The move comes after criticism that some courts had handed out excessive sentences to many of those found guilty of taking part in a wave of rioting across the country last month.
Justice Minister Ken Clarke said the government was considering televising courts and said allowing in cameras would "demystify" the legal process.
"There is no good reason for not allowing people to see the judge (and) hear the sentence in the judge's own words with his explanation rather than perhaps the way it might be reported afterwards," Clarke said.
But he said he would take a cautious approach to prevent the presence of cameras turning courts into "theatre".
Broadcasters who have been lobbying for cameras to be allowed to film trials in England and Wales say the public would have better understood sentences in riot cases if the judge's remarks had been televised.
One man was jailed for six months for stealing bottles of water worth just 3.50 pounds, while two others received sentences of four years for inciting people to riot on a Facebook page, even though their postings caused no violence.
The English courts have long resisted the televising of proceedings to bring them in line with practices in other countries.

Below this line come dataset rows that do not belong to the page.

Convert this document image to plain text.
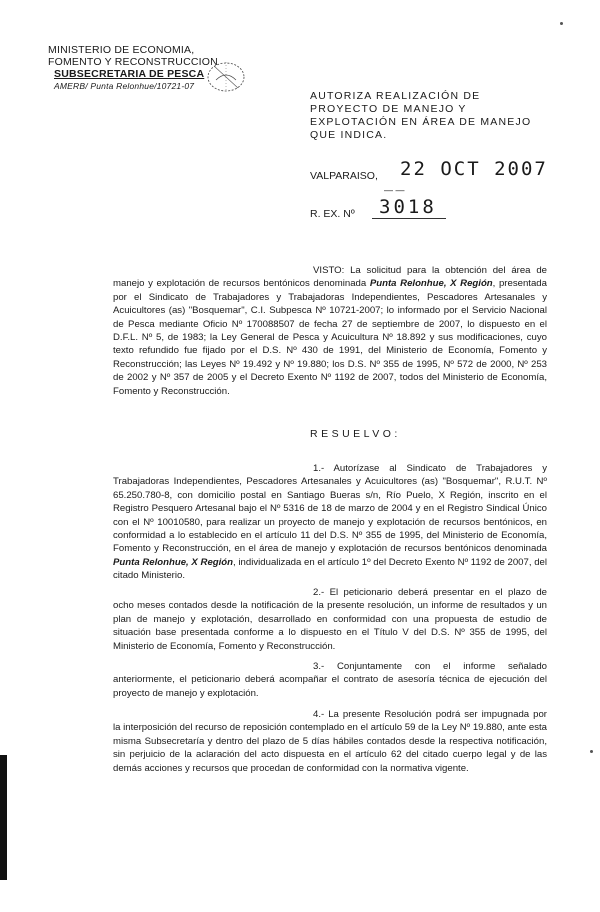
MINISTERIO DE ECONOMIA,
FOMENTO Y RECONSTRUCCION
SUBSECRETARIA DE PESCA
AMERB/ Punta Relonhue/10721-07
AUTORIZA REALIZACIÓN DE PROYECTO DE MANEJO Y EXPLOTACIÓN EN ÁREA DE MANEJO QUE INDICA.
VALPARAISO, 22 OCT 2007
— —
R. EX. Nº 3018
VISTO: La solicitud para la obtención del área de manejo y explotación de recursos bentónicos denominada Punta Relonhue, X Región, presentada por el Sindicato de Trabajadores y Trabajadoras Independientes, Pescadores Artesanales y Acuicultores (as) "Bosquemar", C.I. Subpesca Nº 10721-2007; lo informado por el Servicio Nacional de Pesca mediante Oficio Nº 170088507 de fecha 27 de septiembre de 2007, lo dispuesto en el D.F.L. Nº 5, de 1983; la Ley General de Pesca y Acuicultura Nº 18.892 y sus modificaciones, cuyo texto refundido fue fijado por el D.S. Nº 430 de 1991, del Ministerio de Economía, Fomento y Reconstrucción; las Leyes Nº 19.492 y Nº 19.880; los D.S. Nº 355 de 1995, Nº 572 de 2000, Nº 253 de 2002 y Nº 357 de 2005 y el Decreto Exento Nº 1192 de 2007, todos del Ministerio de Economía, Fomento y Reconstrucción.
RESUELVO:
1.- Autorízase al Sindicato de Trabajadores y Trabajadoras Independientes, Pescadores Artesanales y Acuicultores (as) "Bosquemar", R.U.T. Nº 65.250.780-8, con domicilio postal en Santiago Bueras s/n, Río Puelo, X Región, inscrito en el Registro Pesquero Artesanal bajo el Nº 5316 de 18 de marzo de 2004 y en el Registro Sindical Único con el Nº 10010580, para realizar un proyecto de manejo y explotación de recursos bentónicos, en conformidad a lo establecido en el artículo 11 del D.S. Nº 355 de 1995, del Ministerio de Economía, Fomento y Reconstrucción, en el área de manejo y explotación de recursos bentónicos denominada Punta Relonhue, X Región, individualizada en el artículo 1º del Decreto Exento Nº 1192 de 2007, del citado Ministerio.
2.- El peticionario deberá presentar en el plazo de ocho meses contados desde la notificación de la presente resolución, un informe de resultados y un plan de manejo y explotación, desarrollado en conformidad con una propuesta de estudio de situación base presentada conforme a lo dispuesto en el Título V del D.S. Nº 355 de 1995, del Ministerio de Economía, Fomento y Reconstrucción.
3.- Conjuntamente con el informe señalado anteriormente, el peticionario deberá acompañar el contrato de asesoría técnica de ejecución del proyecto de manejo y explotación.
4.- La presente Resolución podrá ser impugnada por la interposición del recurso de reposición contemplado en el artículo 59 de la Ley Nº 19.880, ante esta misma Subsecretaría y dentro del plazo de 5 días hábiles contados desde la respectiva notificación, sin perjuicio de la aclaración del acto dispuesta en el artículo 62 del citado cuerpo legal y de las demás acciones y recursos que procedan de conformidad con la normativa vigente.
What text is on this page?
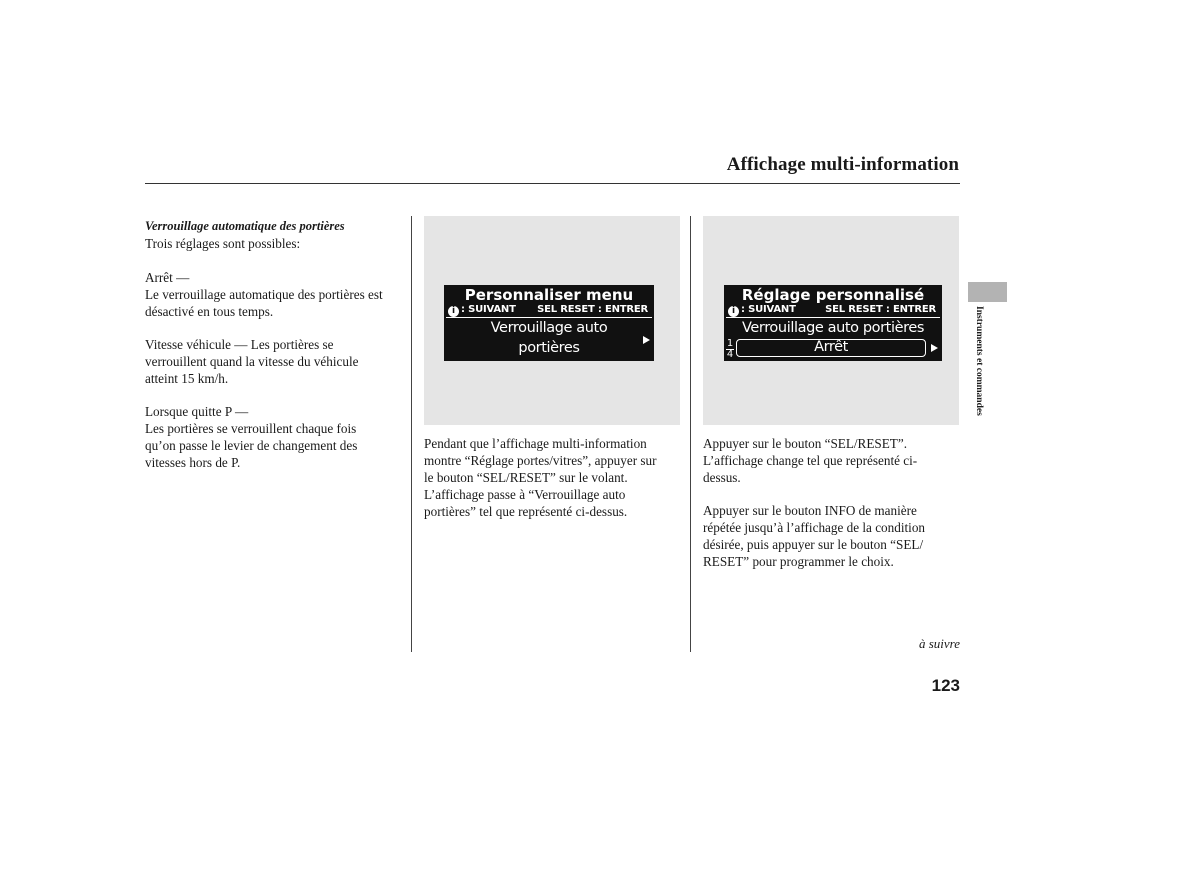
Affichage multi-information

Verrouillage automatique des portières

Trois réglages sont possibles:

Arrêt —

Le verrouillage automatique des portières est

désactivé en tous temps.

Vitesse véhicule — Les portières se

verrouillent quand la vitesse du véhicule

atteint 15 km/h.

Lorsque quitte P —

Les portières se verrouillent chaque fois

qu’on passe le levier de changement des

vitesses hors de P.

Personnaliser menu
i : SUIVANT SEL RESET : ENTRER
Verrouillage auto
portières
Réglage personnalisé
i : SUIVANT	SEL RESET : ENTRER
Verrouillage auto portières
1
4	Arrêt

Pendant que l’affichage multi-information

montre “Réglage portes/vitres”, appuyer sur

le bouton “SEL/RESET” sur le volant.

L’affichage passe à “Verrouillage auto

portières” tel que représenté ci-dessus.

Appuyer sur le bouton “SEL/RESET”.

L’affichage change tel que représenté ci-

dessus.

Appuyer sur le bouton INFO de manière

répétée jusqu’à l’affichage de la condition

désirée, puis appuyer sur le bouton “SEL/

RESET” pour programmer le choix.

Instruments et commandes
à suivre
123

Many judges fear their cases would turn into fodder for prime time television as happened with the so-called "trial of the century" of O.J. Simpson in the United States.
The restrictions date back to 1925 when photography in court was banned, with the legislation later updated to also bar filming.
However, some court cases in Scotland, which operates a separate judicial system, have been televised since 1992.
Britain's Supreme Court has permitted the televising of all its proceedings since it opened opposite parliament in central London two years ago.
Clarke's justice ministry said he would consult with senior judges over the broadcasters' proposals, which would initially restrict coverage to the sentencing and the judge's remarks.
Clarke said the more sedate proceedings of appeal hearings would be the best place to first introduce cameras, before moving onto actual criminal trials.